The Revenant (Alejandro González Iñárritu)
I'll say right off the bat that I liked this a lot more than Birdman, and I think a lot of that has to do with the fact that Birdman felt like I was watching someone tell me how clever they are, whereas this feels less like a virtuosic display of fancy tricks and more like crawling around in the mud with your skin torn off. It's a very raw and intense film, the camera is scarcely withdrawn, you're always right there in the thick of the action, which could be a Sioux raid on a trapper camp or it could be a man near freezing to death as he disembowels a horse and prepares to crawl inside to catch what glimpse of sleep he might. The cinematography helps, too, showcasing the harsh beauty of the landscape in beautifully composed shots, and with a decided emphasis on the harsh part, taking the staple vistas of the now classic exemplars of the revisionist western and subverting them into desolate visions that are as much of the mind as they are of the physical world. It feels tactile in a way, textural, where Birdman felt synthetic. I won't lie, there is still a little of that synthetic feeling here, which for me comes from the soundtrack and, I think, may ultimately be the result of Iñárritu and myself not seeing eye to eye on everything, but the primary mode is of flesh and blood and grit and visceral sensation.

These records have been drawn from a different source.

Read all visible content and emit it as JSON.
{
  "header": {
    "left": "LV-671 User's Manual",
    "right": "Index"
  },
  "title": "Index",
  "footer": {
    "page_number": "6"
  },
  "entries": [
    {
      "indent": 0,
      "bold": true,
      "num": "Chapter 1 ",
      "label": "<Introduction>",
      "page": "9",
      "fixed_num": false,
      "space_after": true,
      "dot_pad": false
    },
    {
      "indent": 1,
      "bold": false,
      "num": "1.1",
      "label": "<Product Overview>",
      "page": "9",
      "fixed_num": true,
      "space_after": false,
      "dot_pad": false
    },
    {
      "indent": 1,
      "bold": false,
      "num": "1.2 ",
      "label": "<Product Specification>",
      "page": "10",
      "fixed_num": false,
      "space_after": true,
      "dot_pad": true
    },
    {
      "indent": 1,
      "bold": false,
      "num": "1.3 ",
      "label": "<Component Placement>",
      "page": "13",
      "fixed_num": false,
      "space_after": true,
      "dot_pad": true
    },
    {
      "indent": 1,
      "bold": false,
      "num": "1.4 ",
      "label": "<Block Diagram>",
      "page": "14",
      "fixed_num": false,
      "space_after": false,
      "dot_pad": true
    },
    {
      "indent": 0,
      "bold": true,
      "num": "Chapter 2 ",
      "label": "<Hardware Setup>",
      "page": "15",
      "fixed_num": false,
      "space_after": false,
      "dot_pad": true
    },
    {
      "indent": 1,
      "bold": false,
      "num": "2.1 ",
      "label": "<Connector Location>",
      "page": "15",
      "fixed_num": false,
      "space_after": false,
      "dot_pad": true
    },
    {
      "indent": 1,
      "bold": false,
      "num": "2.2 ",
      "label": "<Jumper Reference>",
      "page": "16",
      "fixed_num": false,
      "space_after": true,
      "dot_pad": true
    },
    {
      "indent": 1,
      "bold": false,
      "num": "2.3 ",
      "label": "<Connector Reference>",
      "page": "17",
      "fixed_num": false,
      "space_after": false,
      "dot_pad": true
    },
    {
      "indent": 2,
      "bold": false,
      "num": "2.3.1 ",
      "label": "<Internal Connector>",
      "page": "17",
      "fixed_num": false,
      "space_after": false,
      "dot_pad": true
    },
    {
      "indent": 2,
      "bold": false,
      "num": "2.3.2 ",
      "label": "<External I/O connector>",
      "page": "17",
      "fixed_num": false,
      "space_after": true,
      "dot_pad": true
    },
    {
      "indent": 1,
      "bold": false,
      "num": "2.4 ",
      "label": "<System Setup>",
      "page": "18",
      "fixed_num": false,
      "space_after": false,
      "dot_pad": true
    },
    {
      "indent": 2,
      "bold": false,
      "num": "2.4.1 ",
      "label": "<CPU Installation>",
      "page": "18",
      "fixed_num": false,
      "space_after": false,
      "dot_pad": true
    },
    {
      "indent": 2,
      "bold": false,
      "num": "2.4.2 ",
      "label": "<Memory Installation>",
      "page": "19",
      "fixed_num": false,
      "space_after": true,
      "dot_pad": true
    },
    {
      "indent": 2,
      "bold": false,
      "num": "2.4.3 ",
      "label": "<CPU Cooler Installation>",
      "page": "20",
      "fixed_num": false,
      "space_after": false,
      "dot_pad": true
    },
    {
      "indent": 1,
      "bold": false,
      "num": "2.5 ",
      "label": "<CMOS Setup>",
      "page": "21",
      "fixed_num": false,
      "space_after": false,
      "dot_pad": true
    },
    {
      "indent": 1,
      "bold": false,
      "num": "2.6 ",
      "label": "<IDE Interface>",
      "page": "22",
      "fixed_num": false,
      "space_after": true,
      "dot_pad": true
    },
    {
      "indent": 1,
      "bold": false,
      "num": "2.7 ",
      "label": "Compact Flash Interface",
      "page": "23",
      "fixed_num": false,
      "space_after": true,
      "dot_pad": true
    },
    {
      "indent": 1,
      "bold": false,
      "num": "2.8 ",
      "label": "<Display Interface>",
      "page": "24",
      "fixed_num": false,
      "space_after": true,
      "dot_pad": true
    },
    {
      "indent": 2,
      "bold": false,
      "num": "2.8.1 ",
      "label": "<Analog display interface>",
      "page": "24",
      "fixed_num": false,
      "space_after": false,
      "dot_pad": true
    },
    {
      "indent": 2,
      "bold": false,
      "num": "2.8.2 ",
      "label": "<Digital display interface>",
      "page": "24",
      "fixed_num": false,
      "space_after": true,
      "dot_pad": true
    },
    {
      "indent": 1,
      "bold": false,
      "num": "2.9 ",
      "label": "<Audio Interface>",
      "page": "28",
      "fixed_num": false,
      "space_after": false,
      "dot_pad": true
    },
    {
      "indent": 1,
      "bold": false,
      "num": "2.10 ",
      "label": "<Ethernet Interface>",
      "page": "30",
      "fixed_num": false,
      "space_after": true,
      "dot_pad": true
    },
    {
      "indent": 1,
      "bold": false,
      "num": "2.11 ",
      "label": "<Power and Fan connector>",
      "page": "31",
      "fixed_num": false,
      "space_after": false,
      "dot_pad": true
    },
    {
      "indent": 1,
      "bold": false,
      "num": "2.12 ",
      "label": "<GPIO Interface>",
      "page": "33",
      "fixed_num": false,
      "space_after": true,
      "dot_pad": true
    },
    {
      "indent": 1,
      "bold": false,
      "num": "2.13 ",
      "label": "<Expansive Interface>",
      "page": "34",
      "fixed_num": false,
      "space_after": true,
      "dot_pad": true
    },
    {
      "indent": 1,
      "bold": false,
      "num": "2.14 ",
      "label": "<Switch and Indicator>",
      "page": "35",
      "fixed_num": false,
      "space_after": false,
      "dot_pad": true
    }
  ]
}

DiCaprio is of course getting all the talk right now, and indeed his performance as Hugh Glass is commendable, as I did really feel like I was watching a man come back from at least very, very near death, if not a full blown resurrection. Being unable to speak and/or having no one to speak to for long stretches of the film gives an added physicality to his performance, his entire body must do the talking more so than any dialogue. Make up effects of course enhance the experience, as wounds are portrayed with what I guess I would call a visceral accuracy ─ like so much in this film, it's there and it really feels like it is. Even the bear, which is CGI, has a weight to it, and I could believe even as I sat there in the cinema that Hugh Glass was really fighting for his life. Aside from that obvious bravura performance, one of the best performances for me is that of Will Poulter, whose character is young and green and clearly out of his depth amongst the trail-hardened men that predominate both in main and supporting roles; he could have easily been forgotten amongst the intense physicality of DiCaprio and the thickly-accented Tom Hardy, whose accent work has gotten a lot better since Mad Max: Fury Road, but he remains, a symbol of innocence or near-innocence seemingly now just being born into the reality of a violent and cruel world.
The soundtrack is, for me, the major weakness of the film. It is the main source of the synthetic feeling that maybe characterises about 10% of the overall experience for me, certainly not enough to ruin my enjoyment of it, the film is overall too strong for that, but it does take the edge off of some scenes because, as I find typical of Sakamoto, it is simply too soft. There are no hard edges, no angles, the dissonances are soft and resolution is always forthcoming, and it feels like a warm and comfy intrusive blanket made out of almost nothing but triads. There is something to be said for its Spartan harmonic density as a reflection of the nakedness of existence portrayed in the film, but this quality is negated for me by the friendliness of the harmonies that are there. Aside from this, the bizarre choice to include a minor snippet of Messiaen's Fête des belles eaux in one scene seems to tip a little too far back towards Birdman, as not only does its inclusion seem synthetic, it is no less than a composition for an ensemble of electronic instruments; some people are pointing to this as being, along with the rest of the score, a sonic embodiment of the psychological/spiritual realm which Glass visits throughout his bitter journey, but I just find it unpleasant, and not in an appropriate way. At the moment I can't decide if I would have preferred a different score or no score at all, but suffice it to say the score that is there does not work for me.
I've been using the words "felt," "feeling," and "feels" a lot in this review, and I think this is mostly subconscious on my part, I haven't intended to rely on such limited vocabulary but there simply isn't another word which I could use so reflexively to talk about this film. Although there were plenty of moments in which I was very much aware that I was watching a film, at other times, and comprising a substantial amount of the film's duration, I was feeling it more than anything. The cinema was pretty warm, so I didn't feel the cold that some others have talked about in watching this, but the feeling of snow underfoot, of being swept downstream by rushing waters, of intense uphill climbs with heavy loads to bear, of sleeping on the fallen bark chippings of thousands of dead trees and clad only in a few furs, that was all very much present and there were times when the level of immersion, save for the ineluctable artifice of film, really was enough to take me out of the screening room and into that world.
Thus conclude my thoughts on The Revenant. I didn't like everything in it, but I was certainly very much into it while I was watching it and, upon collecting my thoughts here in the early morning of the day after watching it, I find that I still I am very much into it. I don't think it's the most amazing thing ever, and there are films yet to come this year which I am too hyped for to not be super biased towards, notably Anomalisa and High Rise, but I would be lying if I said I'm not keen to see what Iñárritu does next, because if his progression from Birdman to The Revenant is anything to go by, he's moving on to something really great in the next ten years or so. It's a very good film and I recommend seeing it.